Cystic Fibrosis and the Hearing Loss Connection

Cystic Fibrosis is a chronic, inherited disease which affects the lungs and digestive system from a defective gene and its protein produces unusually thick sticky mucus. Worldwide, 70,000 and nationwide 30,000 children and adults are affected.  Those with CF have their lungs clog which leads to life-threatening lung infections. This mucus can also obstruct the pancreas and stop natural enzymes which help the body break down and absorb food.

Medical advances have helped those with CF to live longer. In the 1950s few lived beyond elementary school age, but now many live to 40 and beyond.  However, some of the treatments can have other effects on the body.

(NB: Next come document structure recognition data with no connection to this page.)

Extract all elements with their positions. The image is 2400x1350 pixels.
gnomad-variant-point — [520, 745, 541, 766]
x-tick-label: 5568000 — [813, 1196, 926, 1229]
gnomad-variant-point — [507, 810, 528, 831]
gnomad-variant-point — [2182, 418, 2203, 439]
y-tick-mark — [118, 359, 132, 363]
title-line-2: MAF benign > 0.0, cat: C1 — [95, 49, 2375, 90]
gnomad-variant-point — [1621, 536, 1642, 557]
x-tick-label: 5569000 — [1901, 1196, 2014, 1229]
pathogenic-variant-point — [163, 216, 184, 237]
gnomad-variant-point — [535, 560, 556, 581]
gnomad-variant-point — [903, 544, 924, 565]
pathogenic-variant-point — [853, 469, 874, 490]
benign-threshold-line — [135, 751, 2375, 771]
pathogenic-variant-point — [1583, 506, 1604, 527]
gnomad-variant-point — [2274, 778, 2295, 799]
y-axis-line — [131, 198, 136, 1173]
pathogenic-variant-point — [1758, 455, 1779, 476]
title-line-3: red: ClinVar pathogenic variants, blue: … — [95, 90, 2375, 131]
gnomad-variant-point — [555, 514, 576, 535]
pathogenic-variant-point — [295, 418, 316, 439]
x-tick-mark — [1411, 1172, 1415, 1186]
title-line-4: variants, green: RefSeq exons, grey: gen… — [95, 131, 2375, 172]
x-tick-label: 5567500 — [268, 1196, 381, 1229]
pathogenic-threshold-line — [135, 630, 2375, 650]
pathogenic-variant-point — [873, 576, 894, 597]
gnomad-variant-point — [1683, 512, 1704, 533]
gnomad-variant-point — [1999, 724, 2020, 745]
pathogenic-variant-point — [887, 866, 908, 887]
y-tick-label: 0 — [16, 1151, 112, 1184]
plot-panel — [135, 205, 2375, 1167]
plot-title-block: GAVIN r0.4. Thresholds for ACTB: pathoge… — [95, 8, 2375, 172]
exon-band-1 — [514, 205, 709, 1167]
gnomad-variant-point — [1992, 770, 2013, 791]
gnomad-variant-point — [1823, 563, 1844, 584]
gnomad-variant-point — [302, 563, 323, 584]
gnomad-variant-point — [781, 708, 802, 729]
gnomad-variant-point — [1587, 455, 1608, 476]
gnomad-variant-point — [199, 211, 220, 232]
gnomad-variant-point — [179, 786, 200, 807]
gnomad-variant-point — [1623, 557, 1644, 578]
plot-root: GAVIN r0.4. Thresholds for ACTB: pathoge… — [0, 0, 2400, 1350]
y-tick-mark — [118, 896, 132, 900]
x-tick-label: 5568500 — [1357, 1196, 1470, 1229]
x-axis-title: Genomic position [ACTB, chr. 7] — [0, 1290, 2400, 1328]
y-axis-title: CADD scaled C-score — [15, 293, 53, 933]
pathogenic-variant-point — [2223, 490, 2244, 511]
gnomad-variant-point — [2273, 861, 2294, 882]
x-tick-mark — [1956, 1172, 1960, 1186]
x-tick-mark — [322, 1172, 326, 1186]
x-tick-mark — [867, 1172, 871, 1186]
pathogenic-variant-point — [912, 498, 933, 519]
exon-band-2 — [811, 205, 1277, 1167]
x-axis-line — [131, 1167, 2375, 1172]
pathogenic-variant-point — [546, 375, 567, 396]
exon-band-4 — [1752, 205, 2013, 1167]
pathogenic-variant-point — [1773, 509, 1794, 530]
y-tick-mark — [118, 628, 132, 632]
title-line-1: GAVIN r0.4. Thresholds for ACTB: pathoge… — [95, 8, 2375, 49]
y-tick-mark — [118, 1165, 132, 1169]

Those who receive aminoglycosides for example are at higher risk for developing a sensorineural hearing loss.  But other studies suggest the aminoglycoside is not the only culprit. More research is needed to find other reasons. One or two treatments often do not lead to hearing loss, but statistically if an individual has 5 or more treatments they are at higher risk for hearing loss.

If this antibiotic is so potentially ototoxic, why use it? CF patients are prone to developing infections of the pulmonary and sinonasal systems. Aminoglycosides are used as they are very good at clearing up these life threatening infections. The treatment is considered so effective “that it outweighs the well-know side effects, which include hare cell loss and thus hearing loss.”

Audiologists and other hearing health professionals would like everyone screened at early ages and we have known for over three decades there are ototoxic drugs to treat complications of CF. We need to continue to spread the word on encouraging CF suffers to get their hearing monitored.